Interestingly, patients treated with the long-acting LAR-octreotide seemed to have a smaller reduction (3%±35%) in tumour uptake of [111In-DTPA0]octreotide than those treated with octreotide (26%±32%), although this difference was not statistically significant and large variations were present in both groups. This, taken together with the reduced kidney uptake caused by both octreotide and LAR-octreotide, might provide a basis in the future for continuation of LAR-octreotide treatment during PRRT as it causes little reduction in tumour uptake but sustained kidney uptake reduction, enlarging the therapeutic window of PRRT. Larger studies that apply smaller intervals between the scans are needed before such a strategy can be implemented in PRRT protocols, however. In our study, the interval between the scan without and that with octreotide treatment was long, and it is hard to tell exactly what happens in the tumours at the level of receptor numbers and receptor density.

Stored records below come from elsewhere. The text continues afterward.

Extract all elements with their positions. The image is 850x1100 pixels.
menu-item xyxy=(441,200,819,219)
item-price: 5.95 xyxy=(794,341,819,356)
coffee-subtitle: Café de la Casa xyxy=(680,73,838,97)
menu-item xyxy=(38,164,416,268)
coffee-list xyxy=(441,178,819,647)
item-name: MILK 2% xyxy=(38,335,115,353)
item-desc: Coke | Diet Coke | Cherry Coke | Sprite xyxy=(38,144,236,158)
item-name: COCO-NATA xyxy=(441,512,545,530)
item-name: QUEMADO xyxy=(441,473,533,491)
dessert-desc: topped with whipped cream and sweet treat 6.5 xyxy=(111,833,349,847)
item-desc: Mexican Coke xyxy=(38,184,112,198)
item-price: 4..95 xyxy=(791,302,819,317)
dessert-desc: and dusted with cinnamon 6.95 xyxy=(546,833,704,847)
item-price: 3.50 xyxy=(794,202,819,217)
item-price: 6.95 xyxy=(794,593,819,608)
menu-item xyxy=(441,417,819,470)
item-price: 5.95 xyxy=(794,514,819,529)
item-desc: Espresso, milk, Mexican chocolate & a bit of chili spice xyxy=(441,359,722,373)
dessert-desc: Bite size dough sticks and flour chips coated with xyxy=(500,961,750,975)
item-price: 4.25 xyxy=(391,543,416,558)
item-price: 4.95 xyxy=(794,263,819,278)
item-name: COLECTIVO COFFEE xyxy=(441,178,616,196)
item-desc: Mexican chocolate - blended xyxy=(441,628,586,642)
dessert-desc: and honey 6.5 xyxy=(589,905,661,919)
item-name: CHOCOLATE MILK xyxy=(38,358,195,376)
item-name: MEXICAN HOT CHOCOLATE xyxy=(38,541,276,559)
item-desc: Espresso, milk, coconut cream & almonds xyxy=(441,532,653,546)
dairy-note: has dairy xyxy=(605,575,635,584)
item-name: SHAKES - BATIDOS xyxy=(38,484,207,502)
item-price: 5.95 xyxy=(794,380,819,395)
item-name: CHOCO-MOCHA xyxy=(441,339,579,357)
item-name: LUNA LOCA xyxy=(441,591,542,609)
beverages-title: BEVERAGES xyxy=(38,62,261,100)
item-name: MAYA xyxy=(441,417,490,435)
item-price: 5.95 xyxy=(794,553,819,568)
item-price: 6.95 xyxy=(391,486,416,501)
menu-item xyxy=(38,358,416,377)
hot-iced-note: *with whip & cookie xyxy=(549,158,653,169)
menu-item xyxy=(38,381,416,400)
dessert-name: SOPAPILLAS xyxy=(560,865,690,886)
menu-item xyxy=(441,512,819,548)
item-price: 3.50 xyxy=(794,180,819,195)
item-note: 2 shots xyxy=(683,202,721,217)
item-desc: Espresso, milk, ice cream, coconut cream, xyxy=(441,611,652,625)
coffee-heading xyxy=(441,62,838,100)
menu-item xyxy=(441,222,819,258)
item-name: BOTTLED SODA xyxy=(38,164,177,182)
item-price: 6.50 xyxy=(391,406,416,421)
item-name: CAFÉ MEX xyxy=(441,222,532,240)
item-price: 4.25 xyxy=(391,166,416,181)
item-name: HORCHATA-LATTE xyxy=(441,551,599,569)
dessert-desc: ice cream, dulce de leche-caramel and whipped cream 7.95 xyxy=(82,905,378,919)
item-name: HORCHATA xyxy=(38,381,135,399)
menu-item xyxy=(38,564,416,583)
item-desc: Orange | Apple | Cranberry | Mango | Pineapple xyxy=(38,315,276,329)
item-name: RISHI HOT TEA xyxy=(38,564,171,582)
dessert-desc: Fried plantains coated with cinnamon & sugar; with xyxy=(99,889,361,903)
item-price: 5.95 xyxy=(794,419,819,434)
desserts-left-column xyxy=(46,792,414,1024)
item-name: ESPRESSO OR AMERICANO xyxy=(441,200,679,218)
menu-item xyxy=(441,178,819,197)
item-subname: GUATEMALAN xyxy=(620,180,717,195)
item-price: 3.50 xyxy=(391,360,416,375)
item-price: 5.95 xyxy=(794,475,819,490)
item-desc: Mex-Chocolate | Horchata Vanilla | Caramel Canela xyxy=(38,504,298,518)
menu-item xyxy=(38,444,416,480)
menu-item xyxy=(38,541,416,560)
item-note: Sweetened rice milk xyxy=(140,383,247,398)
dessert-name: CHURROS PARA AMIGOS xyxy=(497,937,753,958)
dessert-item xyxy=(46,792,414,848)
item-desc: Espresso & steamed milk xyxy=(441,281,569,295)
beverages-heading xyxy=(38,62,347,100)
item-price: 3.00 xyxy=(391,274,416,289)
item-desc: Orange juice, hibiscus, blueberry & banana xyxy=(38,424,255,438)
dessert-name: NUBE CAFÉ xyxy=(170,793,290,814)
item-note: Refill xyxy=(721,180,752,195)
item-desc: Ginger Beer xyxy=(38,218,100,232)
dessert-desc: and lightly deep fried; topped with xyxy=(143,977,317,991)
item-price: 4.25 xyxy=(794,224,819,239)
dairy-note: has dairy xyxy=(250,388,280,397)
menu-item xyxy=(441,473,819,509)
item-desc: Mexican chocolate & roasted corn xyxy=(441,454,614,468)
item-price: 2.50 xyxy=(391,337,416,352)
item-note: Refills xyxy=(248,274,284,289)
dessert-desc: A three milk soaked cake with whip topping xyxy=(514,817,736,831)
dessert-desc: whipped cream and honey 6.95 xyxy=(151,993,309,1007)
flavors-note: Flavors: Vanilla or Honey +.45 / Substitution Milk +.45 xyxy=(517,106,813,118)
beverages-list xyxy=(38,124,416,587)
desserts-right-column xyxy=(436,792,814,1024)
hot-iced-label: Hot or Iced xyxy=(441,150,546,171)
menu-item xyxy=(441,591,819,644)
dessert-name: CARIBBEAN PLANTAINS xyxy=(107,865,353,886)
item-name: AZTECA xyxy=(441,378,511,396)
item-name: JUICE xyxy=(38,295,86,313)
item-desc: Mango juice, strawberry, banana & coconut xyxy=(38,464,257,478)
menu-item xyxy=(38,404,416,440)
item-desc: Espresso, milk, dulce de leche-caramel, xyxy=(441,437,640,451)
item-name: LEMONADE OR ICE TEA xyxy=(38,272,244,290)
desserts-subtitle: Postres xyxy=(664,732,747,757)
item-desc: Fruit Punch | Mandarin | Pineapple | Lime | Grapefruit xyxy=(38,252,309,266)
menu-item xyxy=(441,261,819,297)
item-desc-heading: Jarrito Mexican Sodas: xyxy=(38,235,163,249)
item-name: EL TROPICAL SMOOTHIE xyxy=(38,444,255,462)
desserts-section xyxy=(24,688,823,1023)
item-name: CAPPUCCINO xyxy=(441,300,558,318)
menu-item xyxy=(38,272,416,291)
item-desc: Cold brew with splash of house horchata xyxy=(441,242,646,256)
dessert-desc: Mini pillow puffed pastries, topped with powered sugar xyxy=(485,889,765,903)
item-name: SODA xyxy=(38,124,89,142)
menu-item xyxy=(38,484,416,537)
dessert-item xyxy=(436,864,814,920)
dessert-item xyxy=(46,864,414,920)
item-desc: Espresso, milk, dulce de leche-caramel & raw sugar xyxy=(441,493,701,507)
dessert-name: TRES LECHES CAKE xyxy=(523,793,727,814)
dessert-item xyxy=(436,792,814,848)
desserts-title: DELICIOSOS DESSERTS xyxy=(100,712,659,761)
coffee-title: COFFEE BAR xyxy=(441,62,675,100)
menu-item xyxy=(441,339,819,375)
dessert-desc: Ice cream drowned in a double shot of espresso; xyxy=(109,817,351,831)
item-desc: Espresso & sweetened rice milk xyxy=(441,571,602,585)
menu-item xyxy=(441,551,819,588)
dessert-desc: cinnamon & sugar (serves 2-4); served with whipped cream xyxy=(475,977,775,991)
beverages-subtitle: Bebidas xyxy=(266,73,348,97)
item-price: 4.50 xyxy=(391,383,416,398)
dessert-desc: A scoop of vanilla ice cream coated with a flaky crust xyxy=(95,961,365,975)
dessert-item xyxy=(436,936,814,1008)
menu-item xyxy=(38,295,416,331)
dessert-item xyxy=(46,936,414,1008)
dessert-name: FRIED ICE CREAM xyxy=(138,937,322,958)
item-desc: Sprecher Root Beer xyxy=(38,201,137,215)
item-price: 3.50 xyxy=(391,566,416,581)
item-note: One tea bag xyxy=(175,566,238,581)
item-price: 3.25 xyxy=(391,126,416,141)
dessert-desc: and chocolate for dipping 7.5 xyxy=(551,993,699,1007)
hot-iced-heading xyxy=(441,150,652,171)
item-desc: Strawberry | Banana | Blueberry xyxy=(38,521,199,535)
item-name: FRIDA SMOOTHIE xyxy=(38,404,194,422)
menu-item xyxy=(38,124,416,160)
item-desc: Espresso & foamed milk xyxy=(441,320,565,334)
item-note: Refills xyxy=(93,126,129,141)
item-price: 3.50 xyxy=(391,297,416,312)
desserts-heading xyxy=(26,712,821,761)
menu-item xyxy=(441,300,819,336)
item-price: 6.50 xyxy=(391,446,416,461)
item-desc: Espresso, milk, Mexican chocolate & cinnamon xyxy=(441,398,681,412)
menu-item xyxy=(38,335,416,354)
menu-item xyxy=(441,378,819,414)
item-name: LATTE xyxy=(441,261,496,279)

Dorr et al. [43] previously showed diminished kidney, liver and spleen uptake during octreotide treatment with 600 μg per day, yet improved tumour visualisation by somatostatin analogue treatment. Our results are not in line with their findings: indeed we found significant reduction in kidney uptake, but in four of five patients treated with three daily injections of octreotide we also found a considerable reduction in tumour uptake, applying even a lower dose (200 or 300 μg/day) than Dorr et al. Owing to the small number of patients and the large inter-individual variation, the mean tumour uptake was not significantly reduced by unlabelled octreotide treatment.

Conclusion

We showed that during treatment with octreotide for symptom relief, kidney uptake of [111In-DTPA0]octreotide was decreased by about 18% in ten patients with carcinoid tumours. This indicates a substantial contribution of renal sst2 to the total kidney uptake of radiolabelled somatostatin analogues. The effects of octreotide and LAR-octreotide on tumour and liver metastases were not expected: we did not find a significant reduction of tumour uptake. The large interval between scans might be a confounding factor, as might the small number of patients evaluated.